In the case of the sexual history questions, for example, separate boxes are provided for both people to answer in joint life applications that suggest it is permissible to send details separately should they prefer. Just how many rows and even divorces has the industry been responsible for?
More straightforwardly, it has been understood for some time that questions about alcohol consumption measured in 'units' confuse almost all applicants. The answer is habitually understated, either because of this confusion or social denial so therefore is largely useless.
But this is by no means to suggest that the real answers in any of these areas are irrelevant to risk assessment, but merely that some of the ways the industry seeks to elicit the information contributes to a longer and less than excellent buying process yet sometimes adds only questionable value to justify inclusion.
There is clearly scope for more fundamental re-engineering of what is asked, from whom, when and how. A great deal of development work does go on but many of the subject experts concede that much of this is layering on the same model rather than reinvention.
That said, it is simplistic - as opposed to simplifying - to assert that a radical approach inevitably supports reversal of underwriting history and a wholesale reduction in the number of questions asked without consequence. Such an approach is not unreasonable or unsustainable. It is certainly not new. It simply does not and can not allow for the same degree of risk evaluation. It therefore has to be accepted that the premiums for such a product will be significantly higher overall and will be averaged to a greater extent between buyers.
For the last 10 to 15 years, the entire protection buying market has unrelentingly placed low premiums above all other features. Underwriting issues tend to come in a poor and consistent fifth or sixth position of importance in adviser and customer research.
This leads on to the final point: when is a long application not a long application?
Length matters
The length of an application is often stated in terms of the absolute number of questions asked. This is certainly the common shorthand used by advisers - the lower the number being thought of as better.
However, reducing the number of questions without reducing the scope of what is asked about masks a major risk for advisers and customers as it usually means questions are bundled together. A range of individual risks in the same general area is listed in a single question or sentence rather than asked as discrete questions or as a series of sub questions specific to a named ailment, treatment or condition.
Legal & General research shows that customers - finding the whole process less riveting than would be wished - typically scan questions rather than consider them in detail. This is a bear trap for even the shortest most directed question but, where a question is lengthy and/or includes a list of things within the sentence, failure to identify and evaluate each item increases the risk substantially.
The danger in this type of 'simple' or shortened application is that non-disclosure rates are much higher.

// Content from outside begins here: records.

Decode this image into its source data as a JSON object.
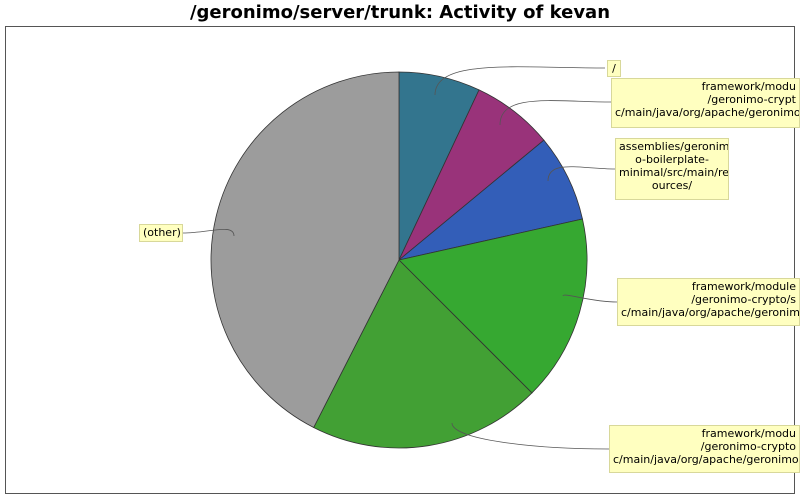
{
  "title": "/geronimo/server/trunk: Activity of kevan",
  "chart_data": {
    "type": "pie",
    "title": "/geronimo/server/trunk: Activity of kevan",
    "slices": [
      {
        "label_lines": [
          "/"
        ],
        "value": 7,
        "color": "#33758e"
      },
      {
        "label_lines": [
          "framework/modu",
          "/geronimo-crypt",
          "c/main/java/org/apache/geronimo"
        ],
        "value": 7,
        "color": "#99337a"
      },
      {
        "label_lines": [
          "assemblies/geronim",
          "o-boilerplate-",
          "minimal/src/main/res",
          "ources/"
        ],
        "value": 7.5,
        "color": "#335eb8"
      },
      {
        "label_lines": [
          "framework/module",
          "/geronimo-crypto/s",
          "c/main/java/org/apache/geronimo"
        ],
        "value": 16,
        "color": "#36a831"
      },
      {
        "label_lines": [
          "framework/modu",
          "/geronimo-crypto",
          "c/main/java/org/apache/geronimo"
        ],
        "value": 20,
        "color": "#42a034"
      },
      {
        "label_lines": [
          "(other)"
        ],
        "value": 42.5,
        "color": "#9c9c9c"
      }
    ]
  }
}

This means that more customers effectively have their underwriting transferred to the point of claim and declinature for non-disclosure rises. Simply put - at what price is the question? For some, a very high one indeed.
No other issue better illustrates the difficulty of getting the balance between customer engagement or tolerance and effective risk management right. Advisers need to ensure they choose new avenues with the prospect of genuine simplification - it really matters to customers.
Alan Ferguson is marketing and channel development director at Legal & General.